In the 9i documentation Oracle produced an authoratative looking mathematical model for cost:
Cost = (#SRds * sreadtim +
#MRds * mreadtim +
#CPUCycles / cpuspeed ) / sreadtim
where:
#SRDs is the number of single block reads
#MRDs is the number of multi block reads
#CPUCycles is the number of CPU Cycles *)
sreadtim is the single block read time
mreadtim is the multi block read time
cpuspeed is the CPU cycles per second
So it gives a good idea of the factors which go into calculating cost. This was why Oracle introduced the capability to gather system statistics: to provide accurate values for CPU speed, etc
Now we fast forward to the equivalent 11g documentation and we find the maths has been replaced with a cursory explanation:
"Cost of the operation as estimated by the optimizer's query approach.
Cost is not determined for table access operations. The value of this
column does not have any particular unit of measurement; it is merely
a weighted value used to compare costs of execution plans. The value
of this column is a function of the CPU_COST and IO_COST columns."
I think this reflects the fact that cost just isn't a very reliable indicator of execution time. Jonathan Lewis recently posted a pertinent blog piece. He shows two similar looking queries; their explain plans are different but they have identical costs. Nevertheless when it comes to runtime one query performs considerably slower than the other. Read it here.
I'm interested to find out if there is a performance benefit to partitioning a numeric column that is often the target of a query. Currently I have a materialized view that contains ~50 million records. When using a regular b-tree index and searching by this numeric column I get a cost of 7 and query results in about 0.8 seconds (with non-primed cache). After adding a global hash partition (with 64 partitions) for that column I get a cost of 6 and query results in about 0.2 seconds (again with non-primed cache).

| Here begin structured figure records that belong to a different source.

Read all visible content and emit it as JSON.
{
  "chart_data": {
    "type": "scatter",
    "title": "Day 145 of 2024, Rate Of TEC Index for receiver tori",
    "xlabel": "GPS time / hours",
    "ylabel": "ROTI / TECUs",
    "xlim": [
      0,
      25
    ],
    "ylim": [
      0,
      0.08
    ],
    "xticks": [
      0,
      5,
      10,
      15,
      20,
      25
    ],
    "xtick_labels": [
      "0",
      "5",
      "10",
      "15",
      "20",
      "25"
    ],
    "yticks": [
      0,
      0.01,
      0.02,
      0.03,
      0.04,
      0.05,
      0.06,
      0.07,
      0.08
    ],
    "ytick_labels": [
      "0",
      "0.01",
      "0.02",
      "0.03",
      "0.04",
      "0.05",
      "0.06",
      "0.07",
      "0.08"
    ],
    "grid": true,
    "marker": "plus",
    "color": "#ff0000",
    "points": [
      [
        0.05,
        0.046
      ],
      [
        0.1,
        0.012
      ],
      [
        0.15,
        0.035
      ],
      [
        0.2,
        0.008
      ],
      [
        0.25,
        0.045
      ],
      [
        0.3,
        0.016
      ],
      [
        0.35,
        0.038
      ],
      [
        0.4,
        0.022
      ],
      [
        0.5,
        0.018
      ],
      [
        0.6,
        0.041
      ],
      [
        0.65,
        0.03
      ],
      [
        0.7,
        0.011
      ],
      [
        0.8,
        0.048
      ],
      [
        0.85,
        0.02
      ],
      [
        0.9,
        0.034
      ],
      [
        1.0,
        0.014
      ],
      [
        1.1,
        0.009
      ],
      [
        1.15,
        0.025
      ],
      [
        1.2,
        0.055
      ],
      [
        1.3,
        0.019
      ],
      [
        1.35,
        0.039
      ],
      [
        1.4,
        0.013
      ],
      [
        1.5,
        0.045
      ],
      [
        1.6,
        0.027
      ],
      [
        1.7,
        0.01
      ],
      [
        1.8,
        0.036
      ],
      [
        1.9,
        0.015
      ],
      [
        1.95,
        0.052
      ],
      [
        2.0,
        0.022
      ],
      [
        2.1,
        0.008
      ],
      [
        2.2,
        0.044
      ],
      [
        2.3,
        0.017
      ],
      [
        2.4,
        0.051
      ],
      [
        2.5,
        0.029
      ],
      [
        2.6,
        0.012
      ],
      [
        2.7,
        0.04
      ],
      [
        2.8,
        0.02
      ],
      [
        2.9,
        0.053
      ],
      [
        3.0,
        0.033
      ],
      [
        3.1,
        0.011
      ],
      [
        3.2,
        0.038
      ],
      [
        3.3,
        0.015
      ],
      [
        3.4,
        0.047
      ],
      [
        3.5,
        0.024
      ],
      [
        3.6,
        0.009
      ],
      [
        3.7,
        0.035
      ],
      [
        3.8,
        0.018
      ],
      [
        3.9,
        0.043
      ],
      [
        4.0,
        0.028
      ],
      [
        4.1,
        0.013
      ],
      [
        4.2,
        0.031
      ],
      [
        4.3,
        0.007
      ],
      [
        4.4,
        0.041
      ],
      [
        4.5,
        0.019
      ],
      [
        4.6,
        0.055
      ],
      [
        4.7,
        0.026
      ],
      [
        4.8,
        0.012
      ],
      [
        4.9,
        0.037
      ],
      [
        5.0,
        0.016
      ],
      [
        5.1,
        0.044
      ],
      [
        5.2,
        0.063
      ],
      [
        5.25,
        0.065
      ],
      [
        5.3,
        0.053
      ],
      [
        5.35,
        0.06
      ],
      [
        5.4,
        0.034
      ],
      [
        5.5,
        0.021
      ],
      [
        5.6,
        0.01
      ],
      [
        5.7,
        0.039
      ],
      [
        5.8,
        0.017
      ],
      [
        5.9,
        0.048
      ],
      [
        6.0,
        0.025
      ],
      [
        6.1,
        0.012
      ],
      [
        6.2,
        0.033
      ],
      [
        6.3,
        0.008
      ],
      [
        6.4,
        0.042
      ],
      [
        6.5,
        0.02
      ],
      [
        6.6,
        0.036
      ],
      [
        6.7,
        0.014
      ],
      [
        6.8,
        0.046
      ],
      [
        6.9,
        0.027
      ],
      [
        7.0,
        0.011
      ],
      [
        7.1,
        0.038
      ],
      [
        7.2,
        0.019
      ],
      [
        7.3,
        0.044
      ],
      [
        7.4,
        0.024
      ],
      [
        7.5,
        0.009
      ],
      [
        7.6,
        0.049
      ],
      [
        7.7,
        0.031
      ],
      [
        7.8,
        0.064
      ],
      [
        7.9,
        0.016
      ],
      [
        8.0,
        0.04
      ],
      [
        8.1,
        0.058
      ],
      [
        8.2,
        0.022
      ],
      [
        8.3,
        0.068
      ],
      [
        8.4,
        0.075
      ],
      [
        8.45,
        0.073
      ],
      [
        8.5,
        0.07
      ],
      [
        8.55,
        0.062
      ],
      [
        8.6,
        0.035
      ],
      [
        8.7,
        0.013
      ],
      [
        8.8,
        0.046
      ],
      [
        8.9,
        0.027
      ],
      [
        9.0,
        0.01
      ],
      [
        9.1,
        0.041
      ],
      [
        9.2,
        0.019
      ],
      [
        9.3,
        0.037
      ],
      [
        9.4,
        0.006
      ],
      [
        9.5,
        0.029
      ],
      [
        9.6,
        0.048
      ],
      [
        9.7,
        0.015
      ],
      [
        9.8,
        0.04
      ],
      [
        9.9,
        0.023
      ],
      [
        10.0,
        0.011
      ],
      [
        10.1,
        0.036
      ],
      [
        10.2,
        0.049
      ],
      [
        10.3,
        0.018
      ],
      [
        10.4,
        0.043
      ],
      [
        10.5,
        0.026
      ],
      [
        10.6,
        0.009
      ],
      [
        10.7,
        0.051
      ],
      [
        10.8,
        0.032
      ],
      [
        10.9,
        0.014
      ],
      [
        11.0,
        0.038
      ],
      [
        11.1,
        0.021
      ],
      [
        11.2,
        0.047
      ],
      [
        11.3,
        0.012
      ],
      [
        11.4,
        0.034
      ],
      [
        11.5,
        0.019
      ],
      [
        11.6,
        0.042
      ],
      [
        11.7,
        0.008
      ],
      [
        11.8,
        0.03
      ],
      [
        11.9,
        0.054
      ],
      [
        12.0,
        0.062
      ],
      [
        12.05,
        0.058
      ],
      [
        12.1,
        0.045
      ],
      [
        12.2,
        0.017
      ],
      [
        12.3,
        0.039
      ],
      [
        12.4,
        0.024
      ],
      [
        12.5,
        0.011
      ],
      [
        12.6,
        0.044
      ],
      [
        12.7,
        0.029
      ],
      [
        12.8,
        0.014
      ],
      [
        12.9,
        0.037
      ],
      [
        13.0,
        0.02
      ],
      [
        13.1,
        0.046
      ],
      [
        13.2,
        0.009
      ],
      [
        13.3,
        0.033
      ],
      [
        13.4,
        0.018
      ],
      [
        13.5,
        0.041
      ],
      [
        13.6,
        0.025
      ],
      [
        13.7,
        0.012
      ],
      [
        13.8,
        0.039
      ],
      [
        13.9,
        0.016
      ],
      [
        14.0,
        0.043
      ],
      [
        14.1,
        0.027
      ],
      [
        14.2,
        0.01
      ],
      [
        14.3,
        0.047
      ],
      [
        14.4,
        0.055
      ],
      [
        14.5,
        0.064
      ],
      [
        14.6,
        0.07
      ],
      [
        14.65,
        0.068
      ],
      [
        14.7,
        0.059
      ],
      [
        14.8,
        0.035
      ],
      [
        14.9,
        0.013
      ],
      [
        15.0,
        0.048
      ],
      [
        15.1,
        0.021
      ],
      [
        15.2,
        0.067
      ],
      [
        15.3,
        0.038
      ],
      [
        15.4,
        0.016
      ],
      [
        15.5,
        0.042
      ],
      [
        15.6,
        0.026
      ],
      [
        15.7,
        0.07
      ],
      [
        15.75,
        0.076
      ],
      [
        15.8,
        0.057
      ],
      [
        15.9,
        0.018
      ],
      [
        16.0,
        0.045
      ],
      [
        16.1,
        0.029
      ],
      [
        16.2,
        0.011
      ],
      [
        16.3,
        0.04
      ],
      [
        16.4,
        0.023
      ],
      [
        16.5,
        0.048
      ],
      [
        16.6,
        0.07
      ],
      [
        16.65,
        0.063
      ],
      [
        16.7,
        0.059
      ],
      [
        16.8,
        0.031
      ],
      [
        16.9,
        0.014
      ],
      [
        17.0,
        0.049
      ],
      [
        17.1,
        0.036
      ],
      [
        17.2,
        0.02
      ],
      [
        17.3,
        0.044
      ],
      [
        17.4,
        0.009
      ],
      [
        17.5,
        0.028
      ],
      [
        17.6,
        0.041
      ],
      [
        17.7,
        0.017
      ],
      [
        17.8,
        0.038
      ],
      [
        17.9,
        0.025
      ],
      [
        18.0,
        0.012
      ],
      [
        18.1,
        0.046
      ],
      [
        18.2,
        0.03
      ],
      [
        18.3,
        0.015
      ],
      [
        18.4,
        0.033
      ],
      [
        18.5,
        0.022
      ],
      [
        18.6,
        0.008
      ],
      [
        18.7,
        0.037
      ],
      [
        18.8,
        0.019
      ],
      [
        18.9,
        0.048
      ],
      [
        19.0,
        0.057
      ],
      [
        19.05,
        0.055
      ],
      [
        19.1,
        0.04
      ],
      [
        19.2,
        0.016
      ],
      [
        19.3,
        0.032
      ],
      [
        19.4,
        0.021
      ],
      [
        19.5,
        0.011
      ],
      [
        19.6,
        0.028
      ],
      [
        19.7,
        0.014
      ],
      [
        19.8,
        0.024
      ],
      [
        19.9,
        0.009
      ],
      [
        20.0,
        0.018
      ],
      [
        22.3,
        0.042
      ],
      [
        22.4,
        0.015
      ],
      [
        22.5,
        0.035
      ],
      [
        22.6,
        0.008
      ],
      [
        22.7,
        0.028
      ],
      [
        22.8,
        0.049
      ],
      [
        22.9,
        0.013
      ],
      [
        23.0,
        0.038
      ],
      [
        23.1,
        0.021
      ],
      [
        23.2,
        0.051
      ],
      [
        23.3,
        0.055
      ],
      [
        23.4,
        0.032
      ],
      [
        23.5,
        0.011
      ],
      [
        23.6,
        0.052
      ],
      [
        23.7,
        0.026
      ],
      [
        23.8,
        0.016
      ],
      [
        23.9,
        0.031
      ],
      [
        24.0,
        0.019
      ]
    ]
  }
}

My first reaction is that the partitioned index has improved the performance of my query. However, I realize that this may just be a coincidence and could be totally dependent on the values being searched on, or others I'm not aware of. So my question is: is there a performance benefit to adding a global hash partition to a numeric column on a large table or is the cost of determining which index partitions to scan out-weighed by the cost of just doing a full range scan on a non-indexed partition?
I'm sure this, like many Oracle questions, can be answered with an "it depends." :) I'm interested in learning what factors I should consider to determine the benefits of each approach.
Thanks!
I'm pretty sure you have found this reference in your research - Partitioned Tables and Indexes. However I give a link to it if somebody is interested, this is a very good material about partitioning.
Straight to the point - Partitioned index just decomposes the index into pieces (16 in your situation) and spread the data depending on their hashed partitioning key. When you want to use it, Oracle "calculates" the hash of the key and determine in which section to continue with searching.
Knowing how index searching works, on really huge data I think it is better to choose the partitioned index in order to decrease the index tree you traverse (regular index). It really depends on the data, which is in the table (how regular index tree is composed) and is hashing and direct jump to lower node faster than regular tree traverse from the start node.
Finally, you must be more confident with the test results. If one technique gives better results on your exact data than some other don't worry to implement it.